ダイビングをする時の注意点について


 最近は高校の修学旅行でダイビングをする機会が増えてきています。また、海外旅行に行って、家族で体験ダイビングをする機会も増えているようです。ダイビングにはスイミングとは全く違う注意が必要です。楽しく安全なダイビングをするためには、事前の健康チェックと正しい知識が必要になります。
 てんかんなどの神経系の病気、心臓病、喘息、頭部外傷、耳の手術などの既往がある場合には、担当の主治医の診察を受けて、ダイビングが可能かどうかチェックしてもらう必要があります。
 いずれにせよ、ダイビングをする前には、きちんとダイビングインストラクターの説明を聞いて、ダイビングが可能かどうかのメディカルチェックを受ける必要があります。また、ダイビングをする当日の体調を整えておくことも大切です。

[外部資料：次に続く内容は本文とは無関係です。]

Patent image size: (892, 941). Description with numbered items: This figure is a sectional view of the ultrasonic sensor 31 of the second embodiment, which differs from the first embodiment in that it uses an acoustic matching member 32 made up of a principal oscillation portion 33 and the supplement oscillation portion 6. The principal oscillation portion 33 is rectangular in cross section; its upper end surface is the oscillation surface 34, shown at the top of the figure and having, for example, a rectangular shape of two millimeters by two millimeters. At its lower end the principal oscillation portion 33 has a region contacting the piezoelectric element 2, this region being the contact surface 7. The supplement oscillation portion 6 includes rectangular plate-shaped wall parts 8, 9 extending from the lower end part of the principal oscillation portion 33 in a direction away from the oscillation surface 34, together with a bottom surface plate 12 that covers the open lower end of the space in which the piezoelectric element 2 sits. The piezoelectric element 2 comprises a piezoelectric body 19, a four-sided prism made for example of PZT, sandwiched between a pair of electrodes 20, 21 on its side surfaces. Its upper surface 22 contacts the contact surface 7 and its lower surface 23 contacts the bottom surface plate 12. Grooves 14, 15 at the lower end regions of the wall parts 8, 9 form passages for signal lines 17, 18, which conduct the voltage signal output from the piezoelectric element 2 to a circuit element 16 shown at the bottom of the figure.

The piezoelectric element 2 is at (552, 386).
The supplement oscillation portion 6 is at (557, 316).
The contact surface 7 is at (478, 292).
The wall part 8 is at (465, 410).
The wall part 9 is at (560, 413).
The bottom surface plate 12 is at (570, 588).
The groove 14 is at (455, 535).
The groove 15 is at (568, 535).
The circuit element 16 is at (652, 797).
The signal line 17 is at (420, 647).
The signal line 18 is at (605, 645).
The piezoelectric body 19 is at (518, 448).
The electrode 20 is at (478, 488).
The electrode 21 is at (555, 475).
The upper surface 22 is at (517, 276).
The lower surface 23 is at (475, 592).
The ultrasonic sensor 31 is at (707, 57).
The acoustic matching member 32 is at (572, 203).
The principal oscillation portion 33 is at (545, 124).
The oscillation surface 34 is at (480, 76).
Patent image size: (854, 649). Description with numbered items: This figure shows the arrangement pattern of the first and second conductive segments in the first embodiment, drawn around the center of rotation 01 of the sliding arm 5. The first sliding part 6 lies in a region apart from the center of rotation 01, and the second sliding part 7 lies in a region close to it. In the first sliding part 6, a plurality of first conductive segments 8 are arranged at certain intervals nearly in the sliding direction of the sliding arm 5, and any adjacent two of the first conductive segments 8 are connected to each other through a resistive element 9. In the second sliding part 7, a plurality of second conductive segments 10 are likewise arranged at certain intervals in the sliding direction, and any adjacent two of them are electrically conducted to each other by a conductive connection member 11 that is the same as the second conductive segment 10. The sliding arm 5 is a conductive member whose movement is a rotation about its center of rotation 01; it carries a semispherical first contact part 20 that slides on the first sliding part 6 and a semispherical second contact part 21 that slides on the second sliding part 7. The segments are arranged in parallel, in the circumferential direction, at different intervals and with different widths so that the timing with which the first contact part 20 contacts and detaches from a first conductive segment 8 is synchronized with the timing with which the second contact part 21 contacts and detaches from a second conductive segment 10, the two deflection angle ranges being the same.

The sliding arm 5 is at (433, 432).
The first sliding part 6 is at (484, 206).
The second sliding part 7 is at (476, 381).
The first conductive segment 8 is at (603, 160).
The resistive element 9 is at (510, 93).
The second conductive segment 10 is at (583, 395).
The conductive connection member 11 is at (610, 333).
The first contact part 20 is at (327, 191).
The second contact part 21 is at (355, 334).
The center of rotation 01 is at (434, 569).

 かぜをひいて黄色い鼻汁が出ていたり、鼻がつまっている時は、潜っていく時に耳抜きができなかったり、耳抜きが原因で鼻内の細菌が耳に入ってしまって中耳炎を起こす可能性があります。ひどい鼻かぜを引いている場合や、副鼻腔炎、アレルギー性鼻炎などで症状がある場合は耳鼻咽喉科医の指示を受けましょう。
 滲出性中耳炎、副鼻腔炎(ちくのう症)、重傷のアレルギー性鼻炎などで耳鼻咽喉科に通院中の場合も、主治医に相談をして指示を受けることが必要です。病気の状態によってはダイビングができない場合もあります。耳鼻咽喉科での治療をきちんと続けることも大切になります。

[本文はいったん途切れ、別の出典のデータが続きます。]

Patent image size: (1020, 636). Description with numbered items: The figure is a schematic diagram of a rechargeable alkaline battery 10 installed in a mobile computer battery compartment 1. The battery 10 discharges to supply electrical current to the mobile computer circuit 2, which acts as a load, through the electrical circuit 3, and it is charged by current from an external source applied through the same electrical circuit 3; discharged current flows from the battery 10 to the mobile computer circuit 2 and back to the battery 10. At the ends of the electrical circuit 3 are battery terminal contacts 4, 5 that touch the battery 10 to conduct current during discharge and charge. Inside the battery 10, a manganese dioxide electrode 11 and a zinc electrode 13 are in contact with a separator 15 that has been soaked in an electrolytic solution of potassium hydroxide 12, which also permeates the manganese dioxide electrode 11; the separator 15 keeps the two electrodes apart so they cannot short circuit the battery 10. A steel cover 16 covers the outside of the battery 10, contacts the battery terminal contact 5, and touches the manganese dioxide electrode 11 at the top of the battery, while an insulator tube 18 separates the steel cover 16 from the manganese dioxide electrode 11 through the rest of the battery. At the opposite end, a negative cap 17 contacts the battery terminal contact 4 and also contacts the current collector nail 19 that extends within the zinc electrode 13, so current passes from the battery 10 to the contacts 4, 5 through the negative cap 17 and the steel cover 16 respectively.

 小さい頃に中耳炎を繰り返していた場合は、現在症状がなくても、事前に耳鼻咽喉科の診察が必要です。何回も中耳炎を繰り返していて、鼓膜が薄くなっているとダイビングができない場合もあります。同様に、中耳炎などで耳の手術を受けたことがある場合も耳鼻咽喉科の診察が必要です。ダイビングをしないほうがよい場合もあります。この場合でも、ダイビングではなくシュノーケリングを楽しむことはできるでしょう。
 ダイビングに関する重大な病気としては、いわゆる潜水病といわれている減圧症があり、直接命にかかわることもあります。耳鼻咽喉科に関係するものでは、内耳型減圧症や外リンパ瘻などめまいや耳鳴、難聴などをきたすものがあり、適切な処置(手術になることもあります)がされないと、一生、症状が治らないばかりか、ダイビングもできなくなってしまうことにもなります。
 ダイビングを楽しむためには、ダイビングに対する正しい知識と、自分の健康状態の正しい把握が必要です。無理のないダイビングを楽しみましょう。